Lessons From A 95-Year-Old Bodybuilder
Charles Eugster may be 95 years old, but he is far from decrepit. He started bodybuilding at age 87 and keeps breaking his own speed records. Learn what he has to say about exercise, aging, and more!

and lest you get annoyed with me for concentrating on White folks:

This powerlifting 82-year-old made an intruder regret breaking into her home
Willie Murphy, who lives in the home, is an award-winning bodybuilder who works out at the YMCA almost every day.

One of my commenters works with injured military folks who have lost multiple limbs. These people, my peeps, find a way to get back on their feet one way or another, and then engage in sports all across the board because they won't give up.

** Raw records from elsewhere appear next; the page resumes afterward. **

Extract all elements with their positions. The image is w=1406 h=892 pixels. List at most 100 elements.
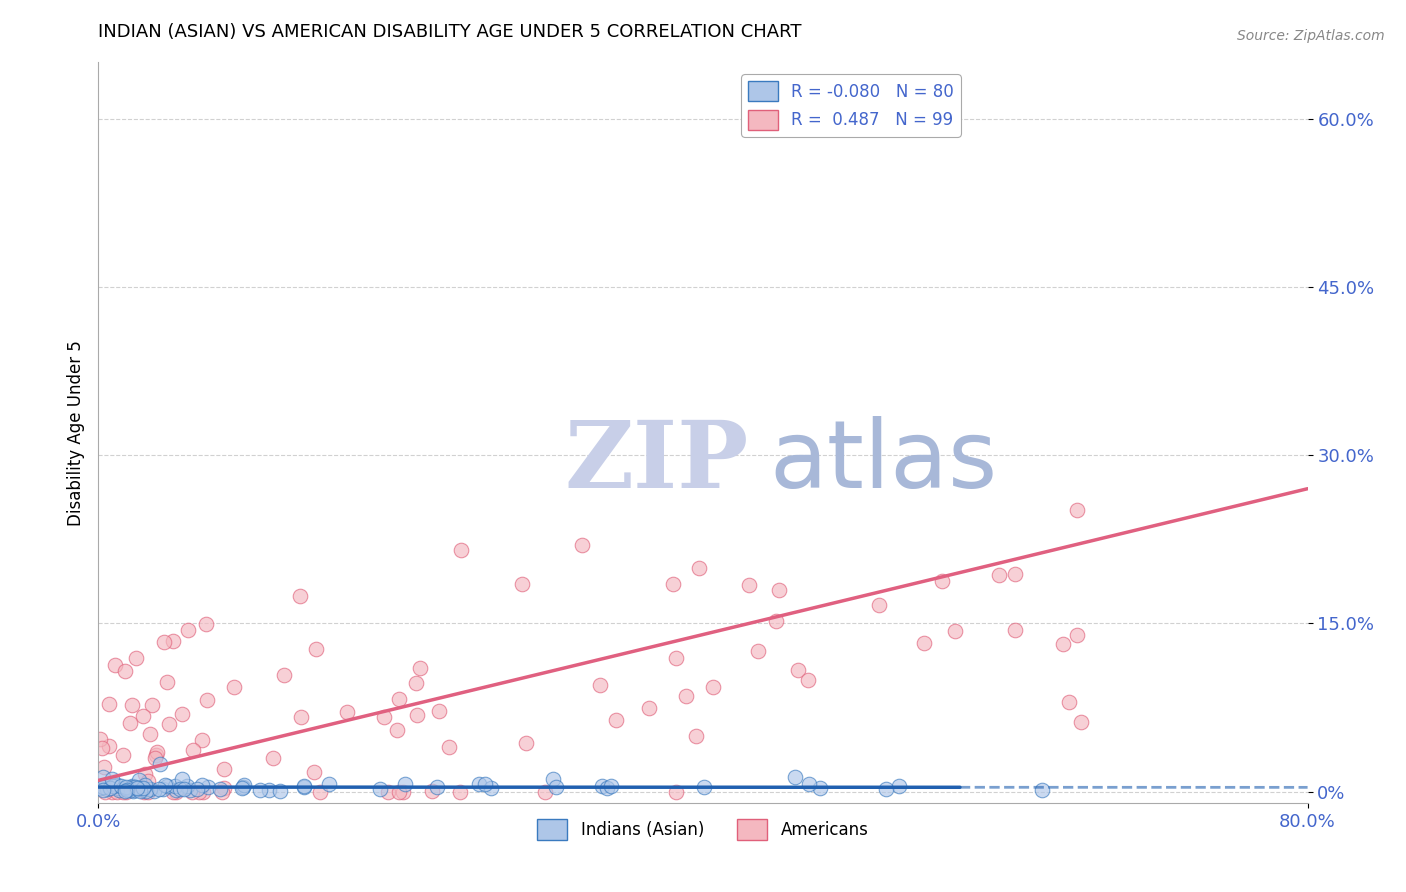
Point [136, 784, 159, 798]
Point [595, 781, 617, 796]
Point [318, 777, 340, 791]
Text: INDIAN (ASIAN) VS AMERICAN DISABILITY AGE UNDER 5 CORRELATION CHART: INDIAN (ASIAN) VS AMERICAN DISABILITY AG… [98, 23, 801, 41]
Point [124, 780, 146, 795]
Point [132, 781, 155, 796]
Point [148, 781, 170, 796]
Point [292, 779, 315, 793]
Point [177, 624, 200, 638]
Point [148, 756, 170, 771]
Point [173, 781, 195, 796]
Point [132, 709, 155, 723]
Point [120, 782, 142, 797]
Point [143, 750, 166, 764]
Point [450, 784, 472, 798]
Point [515, 736, 537, 750]
Point [1066, 503, 1088, 517]
Point [408, 661, 430, 675]
Point [165, 779, 187, 793]
Point [257, 783, 280, 797]
Point [479, 781, 502, 796]
Point [797, 777, 820, 791]
Point [115, 780, 138, 795]
Point [427, 704, 450, 718]
Point [172, 772, 194, 786]
Point [114, 784, 136, 798]
Point [262, 751, 284, 765]
Point [89, 732, 111, 747]
Point [665, 784, 688, 798]
Point [304, 765, 326, 780]
Point [107, 781, 129, 796]
Point [181, 743, 204, 757]
Point [195, 617, 218, 632]
Point [165, 784, 187, 798]
Point [273, 668, 295, 682]
Point [129, 783, 152, 797]
Point [139, 781, 162, 796]
Point [124, 782, 146, 797]
Point [135, 784, 157, 798]
Point [785, 770, 807, 784]
Point [394, 776, 416, 790]
Point [114, 664, 136, 678]
Point [211, 784, 233, 798]
Point [738, 577, 761, 591]
Point [91, 783, 114, 797]
Point [931, 574, 953, 588]
Point [111, 784, 134, 798]
Point [589, 678, 612, 692]
Point [139, 727, 162, 741]
Point [101, 772, 124, 786]
Point [98, 697, 121, 711]
Point [120, 780, 142, 795]
Point [887, 780, 910, 794]
Point [685, 729, 707, 743]
Point [93, 760, 115, 774]
Point [127, 780, 149, 795]
Point [468, 777, 491, 791]
Point [869, 599, 891, 613]
Point [186, 782, 208, 797]
Point [129, 780, 152, 795]
Point [808, 780, 831, 795]
Legend: Indians (Asian), Americans: Indians (Asian), Americans [530, 813, 876, 847]
Point [688, 561, 710, 575]
Point [541, 772, 564, 786]
Point [392, 784, 415, 798]
Point [91, 770, 114, 784]
Point [571, 538, 593, 552]
Point [675, 689, 697, 703]
Point [875, 781, 897, 796]
Point [1059, 695, 1081, 709]
Point [188, 784, 211, 798]
Point [510, 577, 533, 591]
Point [191, 784, 214, 798]
Point [605, 713, 627, 727]
Point [665, 651, 688, 665]
Point [591, 779, 613, 793]
Point [377, 784, 399, 798]
Point [96, 781, 118, 796]
Point [120, 716, 142, 731]
Point [405, 675, 427, 690]
Point [288, 589, 311, 603]
Point [121, 780, 143, 794]
Point [600, 779, 623, 793]
Text: ZIP: ZIP [564, 417, 748, 508]
Point [212, 762, 235, 776]
Point [156, 779, 179, 793]
Point [290, 710, 312, 724]
Point [169, 782, 191, 797]
Point [117, 783, 139, 797]
Point [797, 673, 820, 688]
Point [420, 784, 443, 798]
Point [134, 767, 156, 781]
Point [121, 779, 143, 793]
Point [141, 698, 163, 712]
Point [212, 781, 235, 796]
Point [103, 777, 125, 791]
Point [155, 779, 177, 793]
Point [157, 717, 180, 731]
Point [222, 680, 245, 694]
Point [121, 698, 143, 713]
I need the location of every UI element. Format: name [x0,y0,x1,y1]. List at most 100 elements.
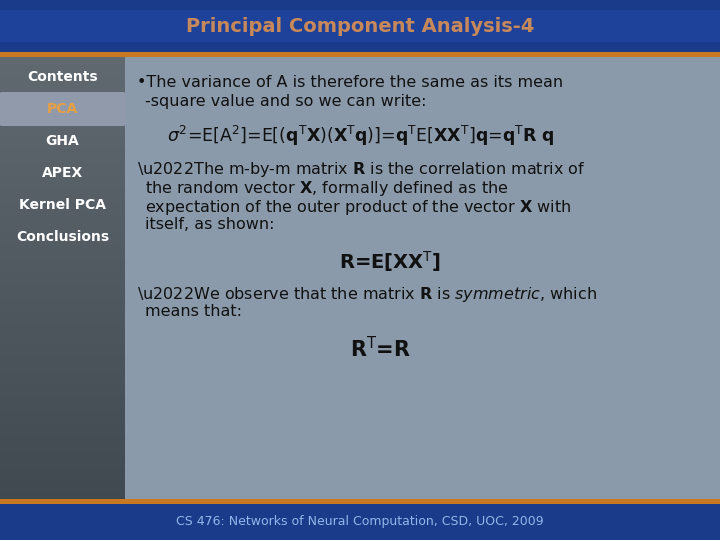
Bar [0,140,125,145]
Text: \u2022The m-by-m matrix $\mathbf{R}$ is the correlation matrix of: \u2022The m-by-m matrix $\mathbf{R}$ is … [137,160,585,179]
Bar [0,0,720,52]
Bar [0,73,125,79]
Bar [0,153,125,159]
Bar [0,255,125,260]
Bar [0,348,125,353]
Bar [0,467,125,472]
Bar [0,480,125,486]
Bar [0,326,125,331]
Bar [0,379,125,384]
Bar [0,158,125,163]
Bar [0,374,125,380]
Bar [0,273,125,278]
Bar [0,246,125,252]
Bar [0,499,720,504]
Bar [0,69,125,75]
Bar [0,193,125,198]
Bar [0,259,125,265]
Text: Kernel PCA: Kernel PCA [19,198,106,212]
Text: the random vector $\mathbf{X}$, formally defined as the: the random vector $\mathbf{X}$, formally… [145,179,508,198]
Bar [0,215,125,220]
Bar [0,471,125,477]
Bar [0,321,125,327]
Text: •The variance of A is therefore the same as its mean: •The variance of A is therefore the same… [137,75,563,90]
Bar [0,96,125,101]
Bar [0,317,125,322]
Bar [0,198,125,203]
Bar [0,127,125,132]
Bar [0,291,125,296]
Bar [0,281,125,287]
Text: itself, as shown:: itself, as shown: [145,217,274,232]
Bar [0,418,125,424]
Bar [0,431,125,437]
Text: Contents: Contents [27,70,98,84]
Bar [0,162,125,167]
Bar [0,100,125,106]
Bar [0,166,125,172]
Bar [0,83,125,88]
Bar [0,228,125,234]
Bar [0,224,125,230]
Bar [0,237,125,242]
Text: Conclusions: Conclusions [16,230,109,244]
Bar [0,485,125,490]
Bar [0,339,125,345]
Bar [0,352,125,357]
Bar [0,361,125,367]
Bar [0,494,125,499]
Bar [0,308,125,313]
Bar [0,454,125,459]
Bar [0,334,125,340]
Bar [0,180,125,185]
Bar [0,113,125,119]
Bar [0,264,125,269]
Bar [0,220,125,225]
Bar [0,233,125,238]
Bar [0,109,125,114]
Bar [0,366,125,371]
Bar [0,405,125,410]
Bar [0,188,125,194]
Bar [0,211,125,216]
Bar [0,118,125,123]
Bar [0,445,125,450]
Bar [0,295,125,300]
Bar [0,56,125,62]
Text: means that:: means that: [145,304,242,319]
Bar [0,356,125,362]
Text: \u2022We observe that the matrix $\mathbf{R}$ is $\mathit{symmetric}$, which: \u2022We observe that the matrix $\mathb… [137,285,597,304]
Bar [0,449,125,455]
Bar [0,87,125,92]
Bar [0,144,125,150]
Bar [0,57,720,499]
Text: PCA: PCA [47,102,78,116]
Bar [0,410,125,415]
Bar [0,458,125,464]
Bar [0,476,125,481]
Text: APEX: APEX [42,166,83,180]
Bar [0,52,720,57]
Bar [0,65,125,70]
Bar [0,60,125,66]
Bar [0,277,125,282]
Bar [0,78,125,84]
Text: $\mathbf{R}^\mathsf{T}$=$\mathbf{R}$: $\mathbf{R}^\mathsf{T}$=$\mathbf{R}$ [350,336,410,361]
Bar [0,441,125,446]
Text: CS 476: Networks of Neural Computation, CSD, UOC, 2009: CS 476: Networks of Neural Computation, … [176,516,544,529]
Bar [0,463,125,468]
Text: -square value and so we can write:: -square value and so we can write: [145,94,426,109]
Bar [0,427,125,433]
Bar [0,286,125,291]
Text: GHA: GHA [45,134,79,148]
Bar [0,489,125,495]
Bar [0,176,125,181]
Bar [0,184,125,190]
Bar [0,171,125,177]
Text: Principal Component Analysis-4: Principal Component Analysis-4 [186,17,534,36]
Bar [0,251,125,256]
Bar [0,303,125,309]
Bar [0,91,125,97]
Bar [0,388,125,393]
Bar [0,136,125,141]
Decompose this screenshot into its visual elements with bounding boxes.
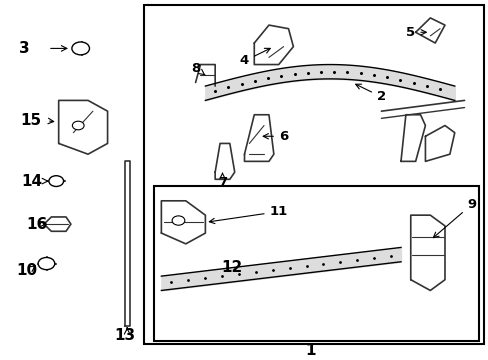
- Text: 15: 15: [20, 113, 41, 128]
- Text: 9: 9: [432, 198, 475, 238]
- Text: 7: 7: [218, 173, 226, 189]
- Text: 13: 13: [114, 328, 135, 343]
- Text: 10: 10: [16, 263, 38, 278]
- Bar: [154, 186, 478, 341]
- Circle shape: [172, 216, 184, 225]
- Text: 12: 12: [221, 260, 243, 275]
- Text: 4: 4: [240, 48, 270, 67]
- Text: 3: 3: [19, 41, 30, 56]
- Circle shape: [72, 121, 84, 130]
- Text: 11: 11: [209, 205, 287, 224]
- Text: 8: 8: [191, 62, 205, 75]
- Text: 14: 14: [21, 174, 42, 189]
- Text: 5: 5: [406, 26, 426, 39]
- Circle shape: [49, 176, 63, 186]
- Circle shape: [72, 42, 89, 55]
- Text: 2: 2: [355, 84, 385, 103]
- Text: 6: 6: [263, 130, 287, 143]
- Text: 1: 1: [305, 343, 315, 358]
- Circle shape: [38, 257, 55, 270]
- Bar: [144, 5, 483, 344]
- Text: 16: 16: [26, 217, 47, 231]
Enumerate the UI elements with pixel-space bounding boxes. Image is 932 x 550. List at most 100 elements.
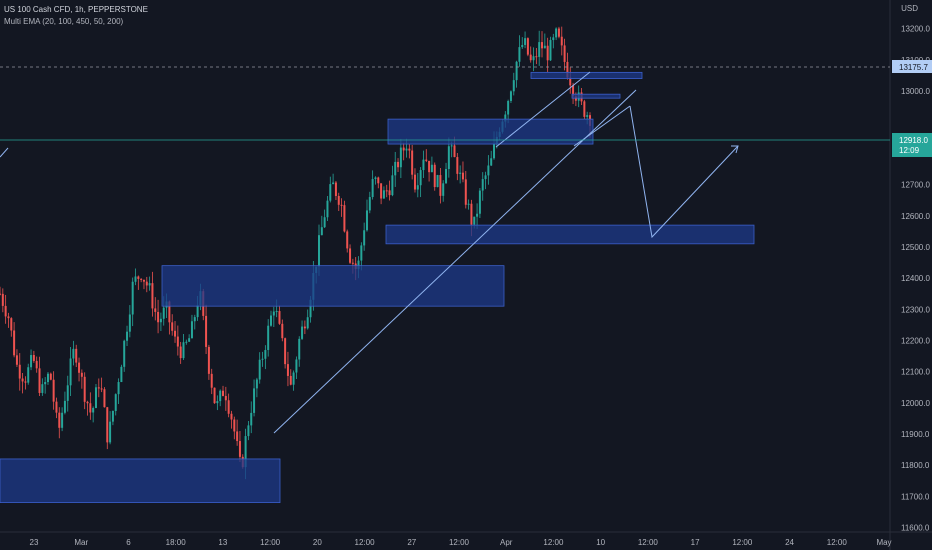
candle-body bbox=[219, 390, 222, 402]
candle-body bbox=[123, 340, 126, 367]
candle-body bbox=[473, 216, 476, 225]
candle-body bbox=[453, 145, 456, 158]
candle-body bbox=[0, 293, 1, 295]
candle-body bbox=[413, 174, 416, 190]
price-tick-label: 12500.0 bbox=[901, 243, 930, 252]
candle-body bbox=[75, 348, 78, 363]
candle-body bbox=[168, 301, 171, 323]
time-tick-label: 12:00 bbox=[449, 538, 470, 547]
candle-body bbox=[572, 85, 575, 97]
bar-countdown-label: 12:09 bbox=[899, 146, 920, 155]
candle-body bbox=[425, 159, 428, 161]
candle-body bbox=[38, 368, 41, 393]
candle-body bbox=[459, 172, 462, 174]
candle-body bbox=[30, 355, 33, 368]
price-tick-label: 11900.0 bbox=[901, 430, 930, 439]
candle-body bbox=[275, 311, 278, 313]
candle-body bbox=[538, 42, 541, 57]
time-tick-label: May bbox=[876, 538, 891, 547]
time-tick-label: 12:00 bbox=[638, 538, 659, 547]
candle-body bbox=[303, 326, 306, 329]
time-tick-label: 10 bbox=[596, 538, 605, 547]
candle-body bbox=[461, 172, 464, 180]
candle-body bbox=[267, 325, 270, 351]
candle-body bbox=[428, 160, 431, 173]
time-tick-label: 12:00 bbox=[260, 538, 281, 547]
candle-body bbox=[111, 410, 114, 422]
time-tick-label: 12:00 bbox=[355, 538, 376, 547]
candle-body bbox=[295, 359, 298, 373]
candle-body bbox=[261, 358, 264, 360]
candle-body bbox=[560, 36, 563, 46]
candle-body bbox=[481, 179, 484, 191]
candle-body bbox=[351, 262, 354, 264]
candle-body bbox=[55, 401, 58, 413]
supply-demand-zone bbox=[385, 224, 755, 245]
candle-body bbox=[159, 318, 162, 323]
candle-body bbox=[419, 170, 422, 186]
candle-body bbox=[117, 382, 120, 395]
candle-body bbox=[253, 388, 256, 413]
candle-body bbox=[450, 145, 453, 147]
candle-body bbox=[309, 299, 312, 318]
candle-body bbox=[374, 177, 377, 180]
candle-body bbox=[526, 38, 529, 55]
candle-body bbox=[94, 387, 97, 408]
candle-body bbox=[145, 281, 148, 286]
supply-demand-zone bbox=[0, 458, 281, 503]
candle-body bbox=[518, 47, 521, 62]
candle-body bbox=[405, 148, 408, 151]
indicator-legend[interactable]: Multi EMA (20, 100, 450, 50, 200) bbox=[4, 17, 124, 26]
candle-body bbox=[190, 321, 193, 339]
candle-body bbox=[1, 293, 4, 306]
chart-header: US 100 Cash CFD, 1h, PEPPERSTONE Multi E… bbox=[4, 4, 148, 28]
price-tick-label: 12100.0 bbox=[901, 368, 930, 377]
candle-body bbox=[72, 348, 75, 359]
candle-body bbox=[134, 276, 137, 282]
candle-body bbox=[504, 114, 507, 122]
candle-body bbox=[69, 358, 72, 386]
price-tick-label: 11600.0 bbox=[901, 524, 930, 533]
candle-body bbox=[83, 376, 86, 402]
supply-demand-zone bbox=[161, 265, 505, 307]
time-tick-label: Mar bbox=[74, 538, 88, 547]
candle-body bbox=[250, 412, 253, 426]
time-tick-label: 18:00 bbox=[166, 538, 187, 547]
candle-body bbox=[97, 387, 100, 389]
candle-body bbox=[493, 143, 496, 159]
candle-body bbox=[236, 431, 239, 442]
candle-body bbox=[397, 161, 400, 168]
symbol-title[interactable]: US 100 Cash CFD, 1h, PEPPERSTONE bbox=[4, 5, 148, 14]
candle-body bbox=[213, 387, 216, 404]
price-tick-label: 13200.0 bbox=[901, 25, 930, 34]
candle-body bbox=[137, 276, 140, 279]
candle-body bbox=[18, 364, 21, 379]
candle-body bbox=[442, 183, 445, 196]
candle-body bbox=[368, 197, 371, 211]
candle-body bbox=[10, 318, 13, 331]
candle-body bbox=[337, 195, 340, 205]
candle-body bbox=[363, 230, 366, 246]
candle-body bbox=[264, 350, 267, 359]
candle-body bbox=[535, 56, 538, 58]
candle-body bbox=[80, 372, 83, 377]
candle-body bbox=[171, 322, 174, 331]
candle-body bbox=[292, 372, 295, 385]
candle-body bbox=[521, 44, 524, 48]
candle-body bbox=[360, 245, 363, 261]
candle-body bbox=[44, 382, 47, 385]
candle-body bbox=[21, 378, 24, 382]
time-tick-label: 12:00 bbox=[732, 538, 753, 547]
price-tick-label: 12600.0 bbox=[901, 212, 930, 221]
candle-body bbox=[289, 375, 292, 385]
candle-body bbox=[103, 389, 106, 408]
candle-body bbox=[128, 314, 131, 332]
candle-body bbox=[422, 159, 425, 171]
candle-body bbox=[346, 231, 349, 249]
candle-body bbox=[131, 281, 134, 315]
candle-body bbox=[332, 182, 335, 185]
candle-body bbox=[464, 179, 467, 205]
candle-body bbox=[546, 45, 549, 61]
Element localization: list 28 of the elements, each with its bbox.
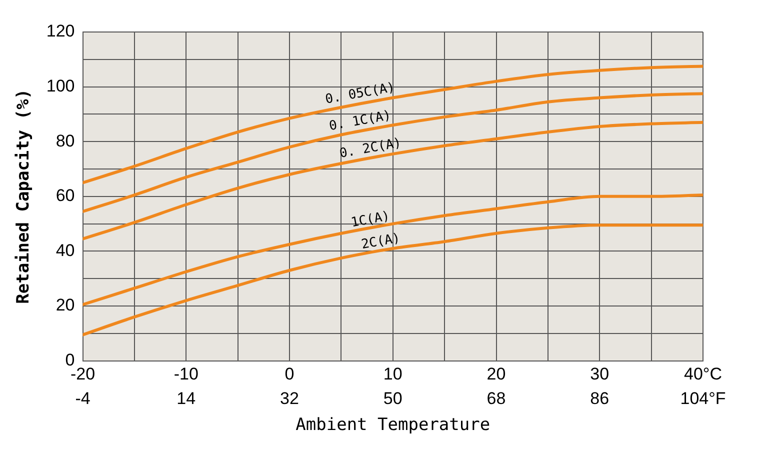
x2-tick-label: 50 <box>383 389 402 408</box>
y-tick-label: 40 <box>56 240 75 260</box>
x2-tick-label: 14 <box>176 389 196 408</box>
annotation: 0. 1C(A) <box>328 108 392 134</box>
line-series <box>82 64 703 184</box>
y-tick-label: 100 <box>46 76 75 96</box>
annotation: 0. 2C(A) <box>338 136 403 162</box>
line-series <box>82 194 703 306</box>
x2-tick-label: 68 <box>486 389 506 408</box>
x-tick-label: 20 <box>486 364 506 384</box>
annotation: 2C(A) <box>360 230 402 253</box>
x-tick-label: -10 <box>174 364 198 384</box>
y-axis-title: Retained Capacity (%) <box>14 88 34 304</box>
x2-tick-label: -4 <box>75 389 90 408</box>
y-tick-label: 60 <box>56 186 75 206</box>
x2-tick-label: 32 <box>280 389 299 408</box>
y-tick-label: 80 <box>56 131 75 150</box>
x-tick-label: 10 <box>383 364 402 384</box>
annotation: 0. 05C(A) <box>324 80 396 108</box>
x-tick-label: 30 <box>590 364 610 384</box>
y-tick-label: 20 <box>56 296 75 315</box>
x-axis-title: Ambient Temperature <box>296 415 490 436</box>
x2-tick-label: 86 <box>590 389 610 408</box>
annotation: 1C(A) <box>350 208 392 231</box>
x2-tick-label: 104°F <box>680 389 726 408</box>
x-tick-label: 40°C <box>684 364 722 384</box>
x-tick-label: 0 <box>284 364 294 384</box>
y-tick-label: 120 <box>46 22 75 41</box>
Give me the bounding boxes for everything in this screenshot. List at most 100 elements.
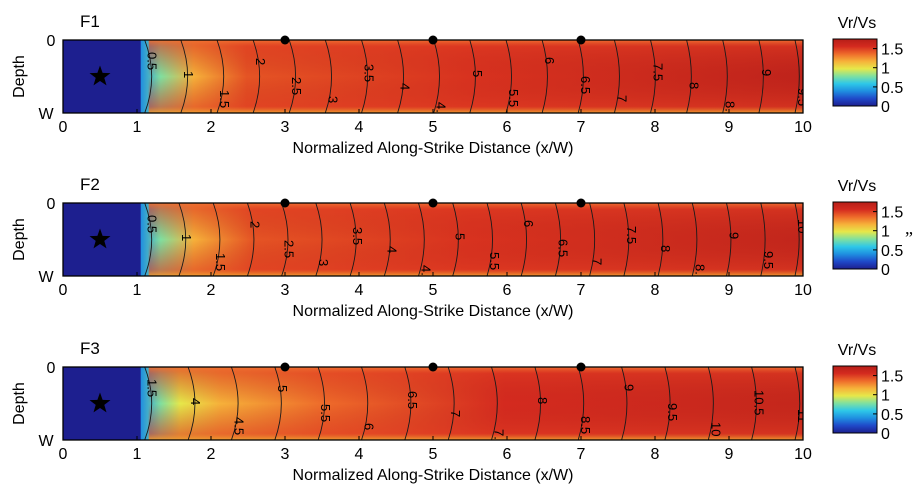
contour-line bbox=[589, 203, 596, 276]
contour-label: 10.5 bbox=[752, 390, 767, 415]
x-tick-label: 6 bbox=[503, 282, 512, 299]
contour-label: 9.5 bbox=[761, 251, 776, 269]
contour-label: 8 bbox=[687, 82, 702, 89]
x-tick-label: 1 bbox=[133, 282, 142, 299]
contour-line bbox=[252, 40, 261, 113]
contour-line bbox=[613, 40, 620, 113]
contour-line bbox=[650, 40, 656, 113]
contour-line bbox=[144, 367, 153, 440]
contour-line bbox=[317, 367, 325, 440]
x-tick-label: 10 bbox=[794, 119, 812, 136]
contour-line bbox=[686, 40, 692, 113]
contour-label: 3.5 bbox=[350, 227, 365, 245]
contour-label: 1 bbox=[181, 71, 196, 78]
contour-line bbox=[491, 367, 498, 440]
station-marker bbox=[280, 362, 290, 372]
x-tick-label: 7 bbox=[577, 446, 586, 463]
x-tick-label: 0 bbox=[59, 446, 68, 463]
contour-line bbox=[144, 203, 153, 276]
colorbar-tick-label: 0.5 bbox=[881, 80, 903, 97]
x-tick-label: 8 bbox=[651, 119, 660, 136]
contour-label: 2.5 bbox=[289, 77, 304, 95]
contour-label: 7 bbox=[448, 410, 463, 417]
rupture-velocity-field: 0.5 1 1.5 2 2.5 3 3.5 4 4.5 5 5.5 6 6.5 7 7.5 8 8.5 9 9.5 1… bbox=[63, 203, 803, 283]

She says it's incredibly humbling. You bet it is.

Here so many of us are with all our limbs and we complain, as one aging man did at a restaurant not long ago, that three steps were so very many.

Three steps. Guy was upright, perfectly mobile, could barely go up three steps, and was younger than I am. You see my point.

If you were EVER athletic, it comes back.

If you were NEVER athletic, you can build strength, endurance and body confidence. And while this article points out folks doing gym work, it really doesn't matter what you do. Pickle ball, hiking, rowing, cycling. It simply doesn't matter.

What matters is seeing each day as a possibility, and a chance to do something new. You can't even imagine what's available if you don't try. This isn't about breaking records, although you may well, like Eugster.  The record you want to break is the endless recording of excuses, and we all have them, of tomorrow. Next year. I'll get around to it.

Until we are out of time.

I just got the invitation for my 50th high school reunion. This is what I looked like at the 45th:

My 45th Julia Hubbel

I have about ten pounds on now that I didn't have then, and I am rebuilding my guns after surgery. But by the time August rolls around, as I am considering a trip to Florida to spend time with my friend Maggie the pilot and scuba diver (she's my real reason for going down there), my guns will be back. My reunion is in Florida, too. Is this about bragging rights?

Not so much. For there are a few folks, like Frank, above, who worked hard to stay in shape, and those folks are a lot of fun to reconnect with even if the food is terrible and the music falls into the garage band versions of "Louie Louie."

Lotta the rest of my class is "too old for that shit." The class president from 1971 regularly alerts us to the latest loss of someone who couldn't be bothered.

I don't plan to be on that list any time soon. I would prefer you not be for your school, either. The best way I know to Keep on Truckin (if you're my age, that's familiar) is to get off the couch and out the door.

You are never too old. That is life's gift to us. Never too old.

What do you want to do today? Go post a goal on Britt's story. Join the party. And let's play.

Because we didn't stop playing cuz we got old; we got old cuz we stopped playing.